The reaction kinetic parameters of aftertreatment models are found from experimental data, where a measured light-off curve is compared against a predicted curve produced by a mathematical model. The kinetic parameters are usually manually tuned to minimize the error between the measured and predicted data. This process is most commonly long, laborious and prone to misinterpretation due to the large number of parameters and the risk of multiple sets of parameters giving acceptable fits. Moreover, the number of coefficients increases greatly with the number of reactions. Therefore, with the growing number of reactions, the task of manually tuning the coefficients is becoming increasingly challenging.
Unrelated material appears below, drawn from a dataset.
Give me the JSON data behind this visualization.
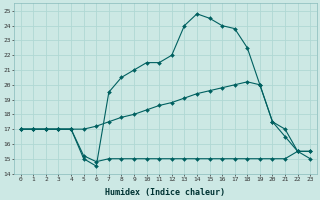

In the presented work, the authors have developed and implemented a multi-objective genetic algorithm to automatically optimize reaction parameters in AxiSuite®, [2] a commercial aftertreatment model. The genetic algorithm was developed and expanded from the code presented by Michalewicz et al. [3] and was linked to AxiSuite using the Simulink add-on for Matlab.
The default kinetic values stored within the AxiSuite model were used to generate a series of light-off curves under rich conditions for a number of gas species, including CO, NO, C3H8 and C3H6. These light-off curves were used to generate an objective function.
This objective function was used to generate a measure of fit for the kinetic parameters. The multi-objective genetic algorithm was subsequently used to search between specified limits to attempt to match the objective function. In total the pre-exponential factors and activation energies of ten reactions were simultaneously optimized.
The results reported here demonstrate that, given accurate experimental data, the optimization algorithm is successful and robust in defining the correct kinetic parameters of a global kinetic model describing aftertreatment processes.